Birthing people enrolled in Medicaid who receive doula care during birth also had lower rates of c-sections and preterm deliveries than their peers who did not receive care from a doula. This is especially important as new research shows that low-risk Black and Hispanic women are more likely to undergo a c-section than White women, and, researchers found, “this difference accounts for a modest portion of excess maternal morbidity.” The researchers defined morbidity as, “ transfusion of 4 or more units of red blood cells, any transfusion of other products, postpartum infection, intensive care unit admission, hysterectomy, venous thromboembolism, or maternal death.” This is critical given the increasing rates of maternal mortality and morbidity that fall heaviest on Black pregnant people.

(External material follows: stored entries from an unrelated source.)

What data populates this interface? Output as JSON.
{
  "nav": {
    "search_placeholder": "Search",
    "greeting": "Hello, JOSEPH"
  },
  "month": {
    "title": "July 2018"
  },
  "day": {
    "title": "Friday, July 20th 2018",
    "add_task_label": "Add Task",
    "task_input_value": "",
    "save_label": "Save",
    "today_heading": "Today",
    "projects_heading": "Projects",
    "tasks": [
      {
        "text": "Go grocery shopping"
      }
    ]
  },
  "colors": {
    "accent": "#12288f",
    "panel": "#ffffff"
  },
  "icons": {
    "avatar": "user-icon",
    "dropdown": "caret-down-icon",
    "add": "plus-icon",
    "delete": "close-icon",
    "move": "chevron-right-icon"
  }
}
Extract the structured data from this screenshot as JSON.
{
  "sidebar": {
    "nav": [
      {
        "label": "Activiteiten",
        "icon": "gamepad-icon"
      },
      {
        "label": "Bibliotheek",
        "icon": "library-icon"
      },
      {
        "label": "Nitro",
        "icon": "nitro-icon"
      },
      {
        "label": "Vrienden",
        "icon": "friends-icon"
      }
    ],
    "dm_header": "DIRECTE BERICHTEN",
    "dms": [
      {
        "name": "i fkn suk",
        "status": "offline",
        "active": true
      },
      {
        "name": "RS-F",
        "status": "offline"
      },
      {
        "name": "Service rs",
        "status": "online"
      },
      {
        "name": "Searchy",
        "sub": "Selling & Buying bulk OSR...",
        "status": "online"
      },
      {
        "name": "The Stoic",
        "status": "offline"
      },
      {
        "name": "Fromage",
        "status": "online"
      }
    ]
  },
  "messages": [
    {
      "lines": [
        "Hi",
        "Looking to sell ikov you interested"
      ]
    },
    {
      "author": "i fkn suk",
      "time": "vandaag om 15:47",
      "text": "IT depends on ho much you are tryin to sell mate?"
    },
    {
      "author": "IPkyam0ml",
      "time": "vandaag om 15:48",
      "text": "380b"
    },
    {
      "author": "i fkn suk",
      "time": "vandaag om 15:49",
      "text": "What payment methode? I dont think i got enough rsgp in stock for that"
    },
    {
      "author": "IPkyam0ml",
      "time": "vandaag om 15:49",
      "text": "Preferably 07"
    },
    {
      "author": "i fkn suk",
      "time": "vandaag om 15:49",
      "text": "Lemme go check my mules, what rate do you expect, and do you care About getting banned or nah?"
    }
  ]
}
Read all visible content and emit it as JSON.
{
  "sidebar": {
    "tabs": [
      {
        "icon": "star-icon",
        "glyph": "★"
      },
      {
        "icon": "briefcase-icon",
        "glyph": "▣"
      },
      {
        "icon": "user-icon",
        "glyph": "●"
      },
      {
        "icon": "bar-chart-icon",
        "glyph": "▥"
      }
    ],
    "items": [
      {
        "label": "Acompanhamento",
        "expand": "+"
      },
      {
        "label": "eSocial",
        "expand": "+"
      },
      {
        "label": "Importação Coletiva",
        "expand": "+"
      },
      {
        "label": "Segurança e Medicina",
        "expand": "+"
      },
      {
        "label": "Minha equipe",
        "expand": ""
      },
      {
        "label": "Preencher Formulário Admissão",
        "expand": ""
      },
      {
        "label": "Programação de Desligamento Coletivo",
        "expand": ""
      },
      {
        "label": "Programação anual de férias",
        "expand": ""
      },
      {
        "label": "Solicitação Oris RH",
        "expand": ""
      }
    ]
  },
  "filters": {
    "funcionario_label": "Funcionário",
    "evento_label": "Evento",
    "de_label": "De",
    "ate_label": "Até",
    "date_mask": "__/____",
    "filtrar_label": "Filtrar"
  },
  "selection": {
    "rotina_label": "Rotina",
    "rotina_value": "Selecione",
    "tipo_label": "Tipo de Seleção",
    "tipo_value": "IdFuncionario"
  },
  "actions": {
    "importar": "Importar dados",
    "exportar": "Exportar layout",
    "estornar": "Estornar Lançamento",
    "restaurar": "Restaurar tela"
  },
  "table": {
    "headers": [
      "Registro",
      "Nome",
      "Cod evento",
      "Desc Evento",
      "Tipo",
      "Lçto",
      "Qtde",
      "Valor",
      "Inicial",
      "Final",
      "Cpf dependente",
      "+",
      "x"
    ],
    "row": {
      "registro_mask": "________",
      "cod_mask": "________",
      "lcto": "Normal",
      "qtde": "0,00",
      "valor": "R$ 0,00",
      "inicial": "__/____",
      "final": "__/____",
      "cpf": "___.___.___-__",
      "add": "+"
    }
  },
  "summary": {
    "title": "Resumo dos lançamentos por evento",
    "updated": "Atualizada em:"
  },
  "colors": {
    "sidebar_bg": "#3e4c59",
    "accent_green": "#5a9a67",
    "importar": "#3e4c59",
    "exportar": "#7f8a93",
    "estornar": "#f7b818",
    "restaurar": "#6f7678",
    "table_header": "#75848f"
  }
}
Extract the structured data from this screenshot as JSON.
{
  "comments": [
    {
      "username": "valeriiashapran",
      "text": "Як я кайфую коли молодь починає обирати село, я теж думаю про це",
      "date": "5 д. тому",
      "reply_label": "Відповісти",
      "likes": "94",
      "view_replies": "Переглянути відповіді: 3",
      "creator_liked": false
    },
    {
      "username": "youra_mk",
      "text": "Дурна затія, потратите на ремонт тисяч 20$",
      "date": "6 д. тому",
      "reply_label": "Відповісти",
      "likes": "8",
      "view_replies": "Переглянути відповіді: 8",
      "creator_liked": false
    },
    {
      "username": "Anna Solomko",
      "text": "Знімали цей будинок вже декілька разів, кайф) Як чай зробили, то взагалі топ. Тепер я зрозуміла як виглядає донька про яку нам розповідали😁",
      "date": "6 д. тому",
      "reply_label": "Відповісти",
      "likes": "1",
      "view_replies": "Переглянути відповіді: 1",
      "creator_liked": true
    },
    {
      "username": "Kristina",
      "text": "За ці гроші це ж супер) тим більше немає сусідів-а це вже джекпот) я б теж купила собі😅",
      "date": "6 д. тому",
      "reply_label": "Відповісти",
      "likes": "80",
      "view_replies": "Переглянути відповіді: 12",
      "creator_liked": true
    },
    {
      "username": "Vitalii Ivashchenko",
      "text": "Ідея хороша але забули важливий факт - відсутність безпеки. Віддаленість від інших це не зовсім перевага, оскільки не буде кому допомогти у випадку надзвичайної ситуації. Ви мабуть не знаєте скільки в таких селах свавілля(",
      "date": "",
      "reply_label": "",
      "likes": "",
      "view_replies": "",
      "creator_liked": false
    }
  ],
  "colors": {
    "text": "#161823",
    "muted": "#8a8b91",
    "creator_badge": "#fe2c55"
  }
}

This is a moment of tremendous opportunity. At least 33 states are pursuing coverage of doula care in Medicaid, and several states are requiring similar coverage by commercial insurance as well. It’s more important than ever for policymakers to listen to doulas and mothers in their communities to make sure that any policy change is implemented successfully. This includes setting sustainable rates, reducing administrative burdens for doulas, and ensuring that pregnant people know how to find and access doula care services. Guidance or other information from CMS can also help encourage more states to cover doula care services in Medicaid.
Black and Brown communities have historically suffered from structural racism in the health care system—which has been reflected over and over in the literature, across all income levels— and continue to suffer the worst outcomes of the nation’s maternal mortality crisis. Creating access to doula care for people enrolled in Medicaid can help drive improvements in maternal health outcomes, lower costs for state Medicaid programs, and leverage Medicaid’s outsized role in maternity care financing to move the nation closer to health equity.
Editor’s note: To maintain accuracy, CCF uses the term “women” when referencing statute, regulations, research, or other data sources that use the term “women” to define or count people who are pregnant or give birth. Where possible, we use more inclusive terms in recognition that not all individuals who become pregnant and give birth identify as women.